Sylvie's Love represents the new paradigm of film production. Produced by traditional film producers, and originally presented at the Sundance Film Festival, the film's main distribution has been online via Amazon's online video streaming service. It tells the story of star-crossed lovers Sylvie Parker (played by Tessa Thompson) and Robert Halloway (played by Nnamdi Asomugha). Sylvie and Robert first met during the summer of 1957 at the Harlem record store owned by Sylvie's father. Robert comes in looking for Thelonious Monk's new album Brilliant Corners—which was indeed released on Riverside Records that year, the first of many accurate period details.

Sylvie is an aspiring TV director, and Robert is an aspiring jazz saxophonist. After Robert starts working at the record shop they find a lot in common, especially music. And Sylvie is drawn to him, despite the fact that she is engaged to a man serving in Korea in the military. Robert's band is taken under the wing of the Countess, a jazz patron and manager clearly modeled on the Baroness Pannonica de Koenigswarter (aka Nica, the bebop patron in whose apartment saxophonist Charlie Parker died). Their romance is accompanied by a rich contemporary soundtrack, including songs both familiar and lesser known, like "Fools Fall In Love" by The Drifters, "She Is My Dream" by The Tads and Sam Cooke's "You Send Me." Sylvie discovers she is pregnant, but instead of telling Robert she lets him go off to Paris with the rest of the band.
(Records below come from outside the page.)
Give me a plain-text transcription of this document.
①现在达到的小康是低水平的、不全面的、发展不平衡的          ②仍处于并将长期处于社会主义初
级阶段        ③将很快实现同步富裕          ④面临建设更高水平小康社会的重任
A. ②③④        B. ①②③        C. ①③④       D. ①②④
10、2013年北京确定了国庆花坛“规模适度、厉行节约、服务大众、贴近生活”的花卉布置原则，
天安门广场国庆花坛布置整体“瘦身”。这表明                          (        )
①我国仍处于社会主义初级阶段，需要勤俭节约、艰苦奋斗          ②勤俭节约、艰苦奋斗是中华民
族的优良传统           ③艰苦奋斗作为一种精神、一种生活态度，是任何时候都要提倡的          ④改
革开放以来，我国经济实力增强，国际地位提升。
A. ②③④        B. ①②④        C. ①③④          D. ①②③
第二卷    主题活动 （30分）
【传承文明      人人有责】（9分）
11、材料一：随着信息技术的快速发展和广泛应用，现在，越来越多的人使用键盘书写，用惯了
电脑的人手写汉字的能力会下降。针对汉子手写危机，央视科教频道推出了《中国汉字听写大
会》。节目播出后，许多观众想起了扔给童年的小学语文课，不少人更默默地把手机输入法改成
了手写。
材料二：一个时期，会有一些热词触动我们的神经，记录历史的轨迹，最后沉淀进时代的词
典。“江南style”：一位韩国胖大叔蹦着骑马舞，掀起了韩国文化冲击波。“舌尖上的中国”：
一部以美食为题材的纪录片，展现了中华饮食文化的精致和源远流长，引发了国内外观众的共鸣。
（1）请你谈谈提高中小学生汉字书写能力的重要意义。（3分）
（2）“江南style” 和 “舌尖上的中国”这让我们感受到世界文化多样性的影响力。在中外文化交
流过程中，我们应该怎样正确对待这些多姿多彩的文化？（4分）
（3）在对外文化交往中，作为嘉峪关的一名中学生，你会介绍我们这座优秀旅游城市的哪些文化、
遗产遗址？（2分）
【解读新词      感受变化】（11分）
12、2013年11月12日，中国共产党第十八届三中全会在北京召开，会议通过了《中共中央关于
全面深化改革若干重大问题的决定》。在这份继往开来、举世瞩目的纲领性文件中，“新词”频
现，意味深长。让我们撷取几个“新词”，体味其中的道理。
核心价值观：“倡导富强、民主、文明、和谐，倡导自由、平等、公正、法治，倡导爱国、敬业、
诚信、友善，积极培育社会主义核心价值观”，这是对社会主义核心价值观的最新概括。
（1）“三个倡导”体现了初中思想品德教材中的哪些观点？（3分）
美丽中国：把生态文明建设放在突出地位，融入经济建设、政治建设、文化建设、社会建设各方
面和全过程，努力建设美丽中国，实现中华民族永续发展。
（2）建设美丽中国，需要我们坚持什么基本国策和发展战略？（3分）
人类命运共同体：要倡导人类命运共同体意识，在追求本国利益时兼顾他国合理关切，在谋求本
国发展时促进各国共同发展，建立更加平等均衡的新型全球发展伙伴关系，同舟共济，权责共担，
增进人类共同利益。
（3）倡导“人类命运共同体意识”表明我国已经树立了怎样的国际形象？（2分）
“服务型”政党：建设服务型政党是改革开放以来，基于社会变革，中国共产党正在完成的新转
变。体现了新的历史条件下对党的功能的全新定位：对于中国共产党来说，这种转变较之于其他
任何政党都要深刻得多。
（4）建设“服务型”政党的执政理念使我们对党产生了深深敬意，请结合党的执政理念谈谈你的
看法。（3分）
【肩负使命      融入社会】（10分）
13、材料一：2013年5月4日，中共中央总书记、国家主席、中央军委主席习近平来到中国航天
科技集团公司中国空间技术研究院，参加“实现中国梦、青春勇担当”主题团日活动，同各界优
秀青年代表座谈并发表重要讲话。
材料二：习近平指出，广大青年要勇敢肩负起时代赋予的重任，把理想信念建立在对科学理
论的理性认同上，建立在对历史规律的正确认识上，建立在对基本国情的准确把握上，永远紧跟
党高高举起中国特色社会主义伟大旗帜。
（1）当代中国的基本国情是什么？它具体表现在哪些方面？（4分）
Cut to five years later (Summer, 1962). Robert finishes a recording session and walks by Town Hall, where he bumps into Sylvie—repeating the scene that had opened the movie. She invites him to join her, as the jazz concert is about to start, and her girlfriend has not shown up. And so it begins anew... remember, star-crossed lovers. Sylvie's marriage is rocky, so it is emotionally believable that she would be open to reconnecting. Robert never seems to have any strong emotional ties to any other women, conveniently enough. But his professional life quickly gets upended. He leaves his band—relying upon the manager's earlier encouragement to let him know when he is ready to become a leader—only to be told that "jazz is dead."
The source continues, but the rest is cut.